I like to write and am not so bad at it, poetry and essay being my favourite forms.  I am also now 68 years old and feel a bit behind those younger than me (and many older than me) in using the internet for creative purposes – so writing a blog seems like a good challenge.  This blog will not only contain my writing.  I am hoping there will be photography and video in it as well – and if I am feeling very brave, some visual artwork.  I will have to learn as I go.  I am not trying to promote anything, rather the aim is to share my enquiry.  I am curious about how others will respond to it – and what directions this might take me in.  But what am I enquiring into now?  Where do I want to start?  What do I want to explore?  What do I really want?  What is my desire?  Where will it take me?

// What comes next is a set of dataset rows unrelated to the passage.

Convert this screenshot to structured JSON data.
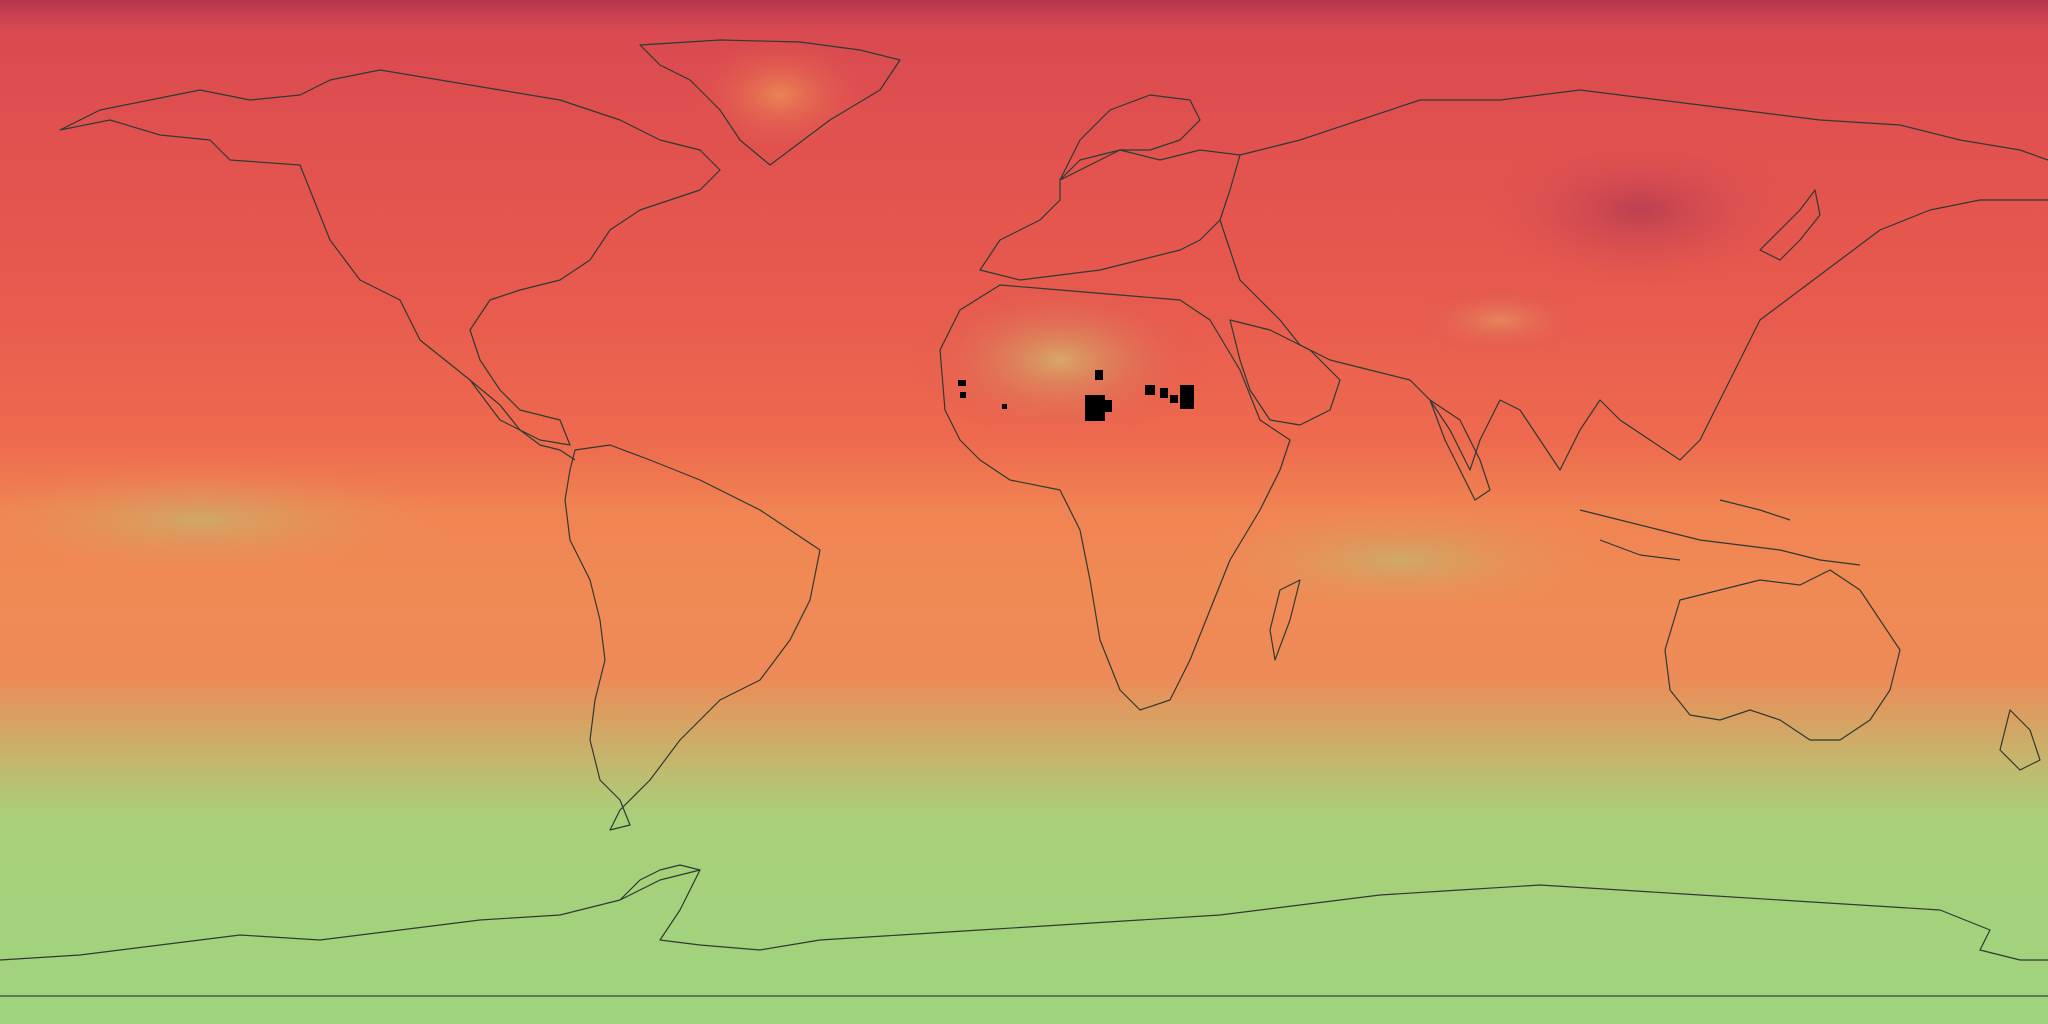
{
  "map": {
    "projection": "equirectangular",
    "basemap": "coastlines",
    "lat_range": [
      -90,
      90
    ],
    "lon_range": [
      -180,
      180
    ],
    "colors": {
      "high": "#c7384f",
      "mid_high": "#e0504f",
      "mid": "#ec6b4e",
      "mid_low": "#f08a55",
      "low": "#a8d27a",
      "lowest": "#9fd37e",
      "nodata": "#000000",
      "coastline": "#2e3a33"
    },
    "nodata_region": "Sahara"
  }
}
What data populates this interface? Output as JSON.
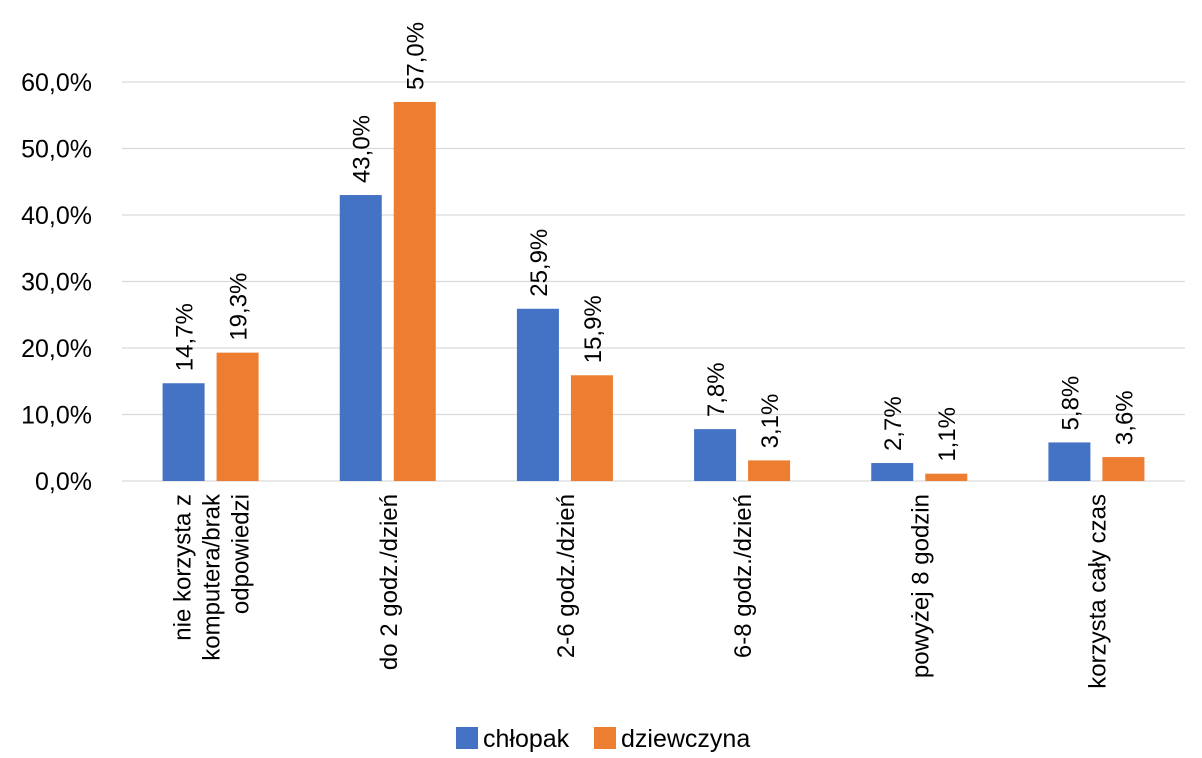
{
  "chart_data": {
    "type": "bar",
    "title": "",
    "xlabel": "",
    "ylabel": "",
    "ylim": [
      0,
      60
    ],
    "y_ticks": [
      "0,0%",
      "10,0%",
      "20,0%",
      "30,0%",
      "40,0%",
      "50,0%",
      "60,0%"
    ],
    "y_tick_values": [
      0,
      10,
      20,
      30,
      40,
      50,
      60
    ],
    "grid": true,
    "legend_position": "bottom",
    "categories": [
      [
        "nie korzysta z",
        "komputera/brak",
        "odpowiedzi"
      ],
      [
        "do 2 godz./dzień"
      ],
      [
        "2-6 godz./dzień"
      ],
      [
        "6-8 godz./dzień"
      ],
      [
        "powyżej 8 godzin"
      ],
      [
        "korzysta cały czas"
      ]
    ],
    "series": [
      {
        "name": "chłopak",
        "color": "#4472c4",
        "values": [
          14.7,
          43.0,
          25.9,
          7.8,
          2.7,
          5.8
        ],
        "labels": [
          "14,7%",
          "43,0%",
          "25,9%",
          "7,8%",
          "2,7%",
          "5,8%"
        ]
      },
      {
        "name": "dziewczyna",
        "color": "#ed7d31",
        "values": [
          19.3,
          57.0,
          15.9,
          3.1,
          1.1,
          3.6
        ],
        "labels": [
          "19,3%",
          "57,0%",
          "15,9%",
          "3,1%",
          "1,1%",
          "3,6%"
        ]
      }
    ]
  }
}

The idea that came up, seemingly naturally, from my enquiries into fear and vulnerability was to enquire into DESIRE itself.  Why?  It first arose clearly when reading a book called Awakening the Dreamer, Clinical Journeys by Philip Bromberg towards the end of my research into trauma as part of my fear project.  Referring to H R Boris who wrote in the 1980s about working with anorexia, he states that “eating disorders arise when the dysregulation of desire is linked in infancy with the dysregulation of appetite.”  He goes on to say “that the essence of the human condition is having to recognise one’s insufficiency, and that the degree to which one draws satisfaction from human relatedness will keep one from seeking nonhuman solutions (e.g. food) as a means of compensating for the experience of loss.”  Further on he says, for some of us “what in adulthood might have developed into appetite and healthy, regulatable desire, instead, because it is denied the relational context on which that transformation depends, freezes the experience of being an affectively out-of-control infant within a dissociated self-state that takes on an imperious life of its own.”¹  This immediately and strongly resonated with my own early history and still unresolved issues around eating.  Inability to regulate emotionally is connected with early trauma, which I had been investigating during my fear enquiry.  But desire feels so much more than purely physiological urges and appetite.  What about the desire to create, the desire to explore, the desire to connect, the desire to enter deeply into life, the mind, the heart?  I WANT my desire – but I think it needs to be freed from the limitations of early trauma.

[1] Bromberg, Philip M (2011, p.119) Awakening the Dreamer, Clinical Journeys; Hove, East Sussex, New York; Routledge.